Employees of GoDaddy, the world’s largest domain name registrar, accidentally helped hackers last week to redirect emails and web traffic of some targeted cryptocurrency websites, Krebs on Security reported.
“A domain hosting provider ‘GoDaddy’ that manages one of our core domain names incorrectly transferred control of the account and domain to a malicious actor,” Liquid CEO Mike Kayamori said in a blog post.
“This gave the actor the ability to change DNS records and in turn, take control of a number of internal email accounts. In due course, the malicious actor was able to partially compromise our infrastructure, and gain access to document storage,” Kayamori added.
In NiceHash’s case, it discovered in the early hours of Nov. 18 Central European Time (CET), that some of the settings for its domain registration records at GoDaddy were changed without authorization, briefly redirecting email and web traffic for the site.
NiceHash froze all customer funds for about 24 hours until it was able to change back its domain settings to their original settings.
“At this moment in time, it looks like no emails, passwords, or any personal data were accessed, but we do suggest resetting your password and activate 2FA security,” the company wrote in a blog post.
Luckily, no personal info or other compromising data was stolen.
“We detected this almost immediately [and] started to mitigate [the] attack,” NiceHash founder Matjaz Skorjanc reportedly said. “Luckily, we fought them off well and they did not gain access to any important service. Nothing was stolen,” he added.
When contacted by KrebsOnSecurity, GoDaddy acknowledged the attack, but did not provide details about how its employees were deceived by the hackers. They said the matter is still under investigation.
“Separately, and unrelated to the outage, a routine audit of account activity identified potential unauthorized changes to a small number of customer domains and/or account information,” GoDaddy spokesperson Dan Race told KrebsOnSecurity.
“Our security team investigated and confirmed threat actor activity, including social engineering of a limited number of GoDaddy employees,” she said.
“We immediately locked down the accounts involved in this incident, reverted any changes that took place to accounts, and assisted affected customers with regaining access to their accounts,” GoDaddy’s statement continued. “As threat actors become increasingly sophisticated and aggressive in their attacks, we are constantly educating employees about new tactics that might be used against them and adopting new security measures to prevent future attacks.”
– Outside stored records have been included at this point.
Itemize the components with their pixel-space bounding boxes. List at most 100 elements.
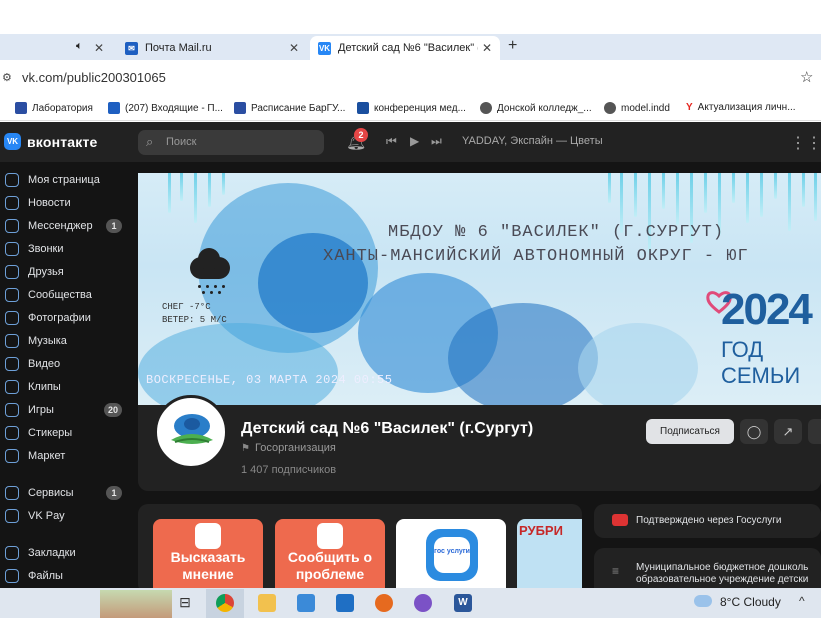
sidebar-item-my-page[interactable]: Моя страница [0, 170, 130, 190]
group-name: Детский сад №6 "Василек" (г.Сургут) [241, 420, 534, 437]
org-line-2: образовательное учреждение детски [636, 574, 809, 585]
bookmark-label: конференция мед... [374, 102, 466, 114]
sidebar-badge: 1 [106, 219, 122, 233]
next-track-icon[interactable]: ⏭︎ [431, 134, 442, 149]
viber-icon[interactable] [414, 594, 432, 612]
mail-app-icon[interactable] [336, 594, 354, 612]
tray-caret-icon[interactable]: ^ [799, 594, 805, 608]
bookmark-item[interactable]: model.indd [604, 102, 670, 114]
sidebar-item-calls[interactable]: Звонки [0, 239, 130, 259]
task-view-icon[interactable]: ⊟ [176, 594, 194, 612]
feedback-card[interactable]: Высказать мнение [153, 519, 263, 588]
sidebar-item-label: Музыка [28, 335, 67, 347]
icicle [760, 173, 763, 217]
tab-close-icon[interactable]: ✕ [289, 41, 299, 55]
bookmark-item[interactable]: Донской колледж_... [480, 102, 592, 114]
vk-pay-icon [5, 509, 19, 523]
tab-close-icon[interactable]: ✕ [482, 41, 492, 55]
sidebar-item-communities[interactable]: Сообщества [0, 285, 130, 305]
vk-logo[interactable]: VK вконтакте [4, 133, 98, 150]
firefox-icon[interactable] [375, 594, 393, 612]
bookmark-item[interactable]: Y Актуализация личн... [686, 102, 796, 113]
tab-mail[interactable]: ✉ Почта Mail.ru ✕ [117, 36, 307, 60]
subscriber-count[interactable]: 1 407 подписчиков [241, 464, 336, 476]
sidebar-item-bookmarks[interactable]: Закладки [0, 543, 130, 563]
sidebar-item-label: Друзья [28, 266, 64, 278]
share-icon[interactable]: ↗ [774, 419, 802, 444]
group-avatar[interactable] [154, 395, 228, 469]
sidebar-item-friends[interactable]: Друзья [0, 262, 130, 282]
verified-text[interactable]: Подтверждено через Госуслуги [636, 515, 782, 526]
icicle [774, 173, 777, 199]
icicle [802, 173, 805, 207]
chrome-icon[interactable] [216, 594, 234, 612]
sidebar-item-music[interactable]: Музыка [0, 331, 130, 351]
now-playing[interactable]: YADDAY, Экспайн — Цветы [462, 135, 603, 147]
bookmark-item[interactable]: (207) Входящие - П... [108, 102, 223, 114]
sidebar-item-photos[interactable]: Фотографии [0, 308, 130, 328]
new-tab-button[interactable]: + [508, 37, 517, 55]
play-icon[interactable]: ▶ [410, 134, 419, 148]
sidebar-item-clips[interactable]: Клипы [0, 377, 130, 397]
tab-label: Почта Mail.ru [145, 42, 212, 54]
report-problem-card[interactable]: Сообщить о проблеме [275, 519, 385, 588]
word-icon[interactable]: W [454, 594, 472, 612]
speaker-icon: 🔈︎ [76, 40, 83, 52]
tab-audio[interactable]: 🔈︎ ✕ [60, 36, 112, 60]
snow-cloud-icon [190, 248, 230, 279]
apps-grid-icon[interactable]: ⋮⋮⋮ [790, 133, 821, 153]
icicle [208, 173, 211, 207]
icicle [180, 173, 183, 201]
subscribe-button[interactable]: Подписаться [646, 419, 734, 444]
icicle [676, 173, 679, 225]
sidebar-item-label: Закладки [28, 547, 76, 559]
group-cover: МБДОУ № 6 "ВАСИЛЕК" (Г.СУРГУТ) ХАНТЫ-МАН… [138, 173, 821, 405]
gosuslugi-card[interactable]: гос услуги [396, 519, 506, 588]
sidebar-item-stickers[interactable]: Стикеры [0, 423, 130, 443]
bookmark-item[interactable]: Лаборатория [15, 102, 93, 114]
search-input[interactable]: ⌕ Поиск [138, 130, 324, 155]
card-label: Высказать мнение [170, 549, 246, 582]
sidebar-item-services[interactable]: Сервисы 1 [0, 483, 130, 503]
sidebar-item-video[interactable]: Видео [0, 354, 130, 374]
taskbar-weather[interactable]: 8°C Cloudy [720, 595, 781, 609]
site-info-icon[interactable]: ⚙ [2, 71, 12, 84]
rubric-card[interactable]: РУБРИ [517, 519, 582, 588]
url-field[interactable]: vk.com/public200301065 [22, 70, 166, 85]
sidebar-item-files[interactable]: Файлы [0, 566, 130, 586]
cloud-icon [694, 595, 712, 607]
sidebar-item-messenger[interactable]: Мессенджер 1 [0, 216, 130, 236]
vk-logo-text: вконтакте [27, 133, 98, 150]
thumbs-up-icon [317, 523, 343, 549]
bookmark-label: Лаборатория [32, 102, 93, 114]
cover-datetime: ВОСКРЕСЕНЬЕ, 03 МАРТА 2024 00:55 [146, 373, 393, 387]
cover-title-line-2: ХАНТЫ-МАНСИЙСКИЙ АВТОНОМНЫЙ ОКРУГ - ЮГ [323, 247, 749, 266]
notification-badge: 2 [354, 128, 368, 142]
file-explorer-icon[interactable] [258, 594, 276, 612]
temperature: 8°C [720, 595, 741, 609]
icicle [788, 173, 791, 231]
sidebar-item-games[interactable]: Игры 20 [0, 400, 130, 420]
tab-label: Детский сад №6 "Василек" (г.С [338, 42, 478, 54]
bookmark-item[interactable]: Расписание БарГУ... [234, 102, 345, 114]
icicle [608, 173, 611, 203]
search-placeholder: Поиск [166, 136, 197, 148]
bookmark-item[interactable]: конференция мед... [357, 102, 466, 114]
tab-bar: 🔈︎ ✕ ✉ Почта Mail.ru ✕ VK Детский сад №6… [0, 34, 821, 60]
friends-icon [5, 265, 19, 279]
sidebar-item-news[interactable]: Новости [0, 193, 130, 213]
year-logo: 2024 [721, 285, 813, 334]
bookmark-star-icon[interactable]: ☆ [800, 68, 813, 86]
tab-vk-active[interactable]: VK Детский сад №6 "Василек" (г.С ✕ [310, 36, 500, 60]
more-button[interactable] [808, 419, 821, 444]
sidebar-item-vk-pay[interactable]: VK Pay [0, 506, 130, 526]
previous-track-icon[interactable]: ⏮︎ [386, 134, 397, 149]
stickers-icon [5, 426, 19, 440]
message-icon[interactable]: ◯ [740, 419, 768, 444]
widgets-panel: Высказать мнение Сообщить о проблеме гос… [138, 504, 582, 588]
store-icon[interactable] [297, 594, 315, 612]
bookmark-label: Актуализация личн... [697, 102, 796, 113]
services-icon [5, 486, 19, 500]
sidebar-item-market[interactable]: Маркет [0, 446, 130, 466]
tab-close-icon[interactable]: ✕ [94, 41, 104, 55]
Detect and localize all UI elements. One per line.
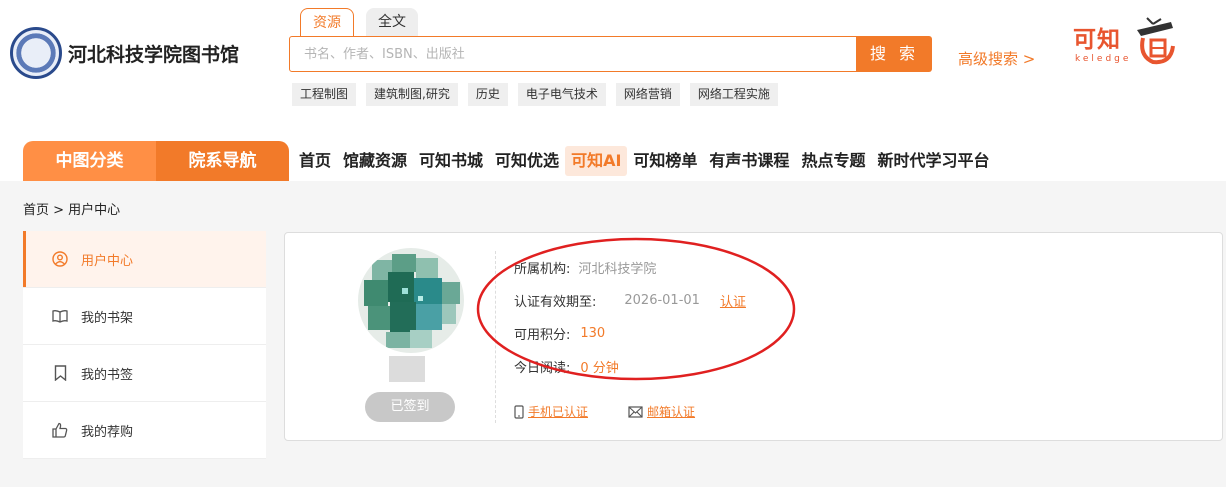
sidebar-item-recommendations[interactable]: 我的荐购 bbox=[23, 402, 266, 459]
points-row: 可用积分: 130 bbox=[514, 317, 746, 350]
nav-item-learning-platform[interactable]: 新时代学习平台 bbox=[871, 146, 995, 176]
nav-item-bookstore[interactable]: 可知书城 bbox=[413, 146, 489, 176]
breadcrumb: 首页 > 用户中心 bbox=[23, 203, 121, 218]
signed-in-button[interactable]: 已签到 bbox=[365, 392, 455, 422]
advanced-search-link[interactable]: 高级搜索 > bbox=[958, 48, 1035, 69]
institution-label: 所属机构: bbox=[514, 262, 571, 277]
hot-tag[interactable]: 历史 bbox=[467, 83, 508, 106]
validity-label: 认证有效期至: bbox=[514, 295, 597, 310]
sidebar-item-label: 我的书架 bbox=[81, 310, 134, 326]
phone-verified-link[interactable]: 手机已认证 bbox=[514, 403, 588, 420]
search-tabs: 资源 全文 bbox=[300, 8, 430, 37]
institution-value: 河北科技学院 bbox=[578, 262, 657, 277]
email-verify-label: 邮箱认证 bbox=[647, 405, 696, 419]
card-divider bbox=[495, 251, 496, 423]
sidebar-item-user-center[interactable]: 用户中心 bbox=[23, 231, 266, 288]
sidebar-item-bookshelf[interactable]: 我的书架 bbox=[23, 288, 266, 345]
user-sidebar: 用户中心 我的书架 我的书签 我的荐购 bbox=[23, 231, 266, 459]
search-tab-fulltext[interactable]: 全文 bbox=[366, 8, 418, 36]
search-tab-resource[interactable]: 资源 bbox=[300, 8, 354, 37]
nav-item-collection[interactable]: 馆藏资源 bbox=[337, 146, 413, 176]
email-verify-link[interactable]: 邮箱认证 bbox=[628, 403, 695, 420]
nav-item-topics[interactable]: 热点专题 bbox=[795, 146, 871, 176]
nav-item-audiobooks[interactable]: 有声书课程 bbox=[703, 146, 795, 176]
user-info-card: 已签到 所属机构: 河北科技学院 认证有效期至: 2026-01-01 认证 可… bbox=[284, 232, 1223, 441]
phone-verified-label: 手机已认证 bbox=[528, 405, 589, 419]
sidebar-item-label: 我的荐购 bbox=[81, 424, 134, 440]
user-name-blurred bbox=[389, 356, 425, 382]
mail-icon bbox=[628, 405, 643, 418]
points-value: 130 bbox=[580, 326, 606, 341]
main-nav: 中图分类 院系导航 首页 馆藏资源 可知书城 可知优选 可知AI 可知榜单 有声… bbox=[23, 141, 995, 181]
search-button[interactable]: 搜 索 bbox=[857, 36, 932, 72]
library-logo[interactable]: 河北科技学院图书馆 bbox=[10, 27, 239, 79]
hot-tag[interactable]: 网络工程实施 bbox=[689, 83, 778, 106]
search-box bbox=[289, 36, 857, 72]
certify-link[interactable]: 认证 bbox=[720, 291, 746, 310]
nav-items: 首页 馆藏资源 可知书城 可知优选 可知AI 可知榜单 有声书课程 热点专题 新… bbox=[293, 146, 995, 176]
nav-item-ai[interactable]: 可知AI bbox=[565, 146, 628, 176]
user-avatar[interactable] bbox=[358, 248, 464, 353]
hot-tag[interactable]: 网络营销 bbox=[615, 83, 680, 106]
bookmark-icon bbox=[51, 364, 69, 382]
reading-label: 今日阅读: bbox=[514, 361, 571, 376]
hot-tag[interactable]: 电子电气技术 bbox=[517, 83, 606, 106]
user-circle-icon bbox=[51, 250, 69, 268]
points-label: 可用积分: bbox=[514, 328, 571, 343]
keledge-mark-icon bbox=[1137, 17, 1175, 65]
category-nav-button[interactable]: 中图分类 bbox=[23, 141, 156, 181]
validity-value: 2026-01-01 bbox=[624, 293, 700, 308]
user-info-list: 所属机构: 河北科技学院 认证有效期至: 2026-01-01 认证 可用积分:… bbox=[514, 251, 746, 383]
department-nav-button[interactable]: 院系导航 bbox=[156, 141, 289, 181]
phone-icon bbox=[514, 404, 524, 419]
library-name: 河北科技学院图书馆 bbox=[68, 43, 240, 66]
hot-tag[interactable]: 建筑制图,研究 bbox=[366, 83, 458, 106]
verification-links: 手机已认证 邮箱认证 bbox=[514, 403, 735, 420]
search-input[interactable] bbox=[290, 37, 856, 71]
institution-row: 所属机构: 河北科技学院 bbox=[514, 251, 746, 284]
sidebar-item-label: 用户中心 bbox=[81, 253, 134, 269]
sidebar-item-label: 我的书签 bbox=[81, 367, 134, 383]
open-book-icon bbox=[51, 307, 69, 325]
thumbs-up-icon bbox=[51, 421, 69, 439]
nav-item-home[interactable]: 首页 bbox=[293, 146, 337, 176]
hot-tags: 工程制图 建筑制图,研究 历史 电子电气技术 网络营销 网络工程实施 bbox=[292, 83, 788, 106]
validity-row: 认证有效期至: 2026-01-01 认证 bbox=[514, 284, 746, 317]
reading-value: 0 分钟 bbox=[580, 361, 619, 376]
nav-item-rankings[interactable]: 可知榜单 bbox=[627, 146, 703, 176]
keledge-logo[interactable]: 可知 keledge bbox=[1073, 17, 1183, 76]
nav-item-selected[interactable]: 可知优选 bbox=[489, 146, 565, 176]
library-seal-icon bbox=[10, 27, 62, 79]
sidebar-item-bookmarks[interactable]: 我的书签 bbox=[23, 345, 266, 402]
hot-tag[interactable]: 工程制图 bbox=[292, 83, 357, 106]
reading-row: 今日阅读: 0 分钟 bbox=[514, 350, 746, 383]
The incident is the latest cyber attack on GoDaddy where hackers regularly try to trick the employees into transferring ownership and/or control of targeted domains to them.
Back in March, GoDaddy suffered a large phishing scam. Several targeted domains came under hacker control. A voice phishing scam targeting GoDaddy support employees allowed the hackers to assume control over at least a half-dozen domain names, including transaction brokering site escrow.com.
Also in May, GoDaddy disclosed that 28,000 of its customers’ web hosting accounts were compromised following a security incident in Oct. 2019 that wasn’t discovered until April 2020.
To website owners, it is a good idea to always set up a two-factor authentication to protect your data.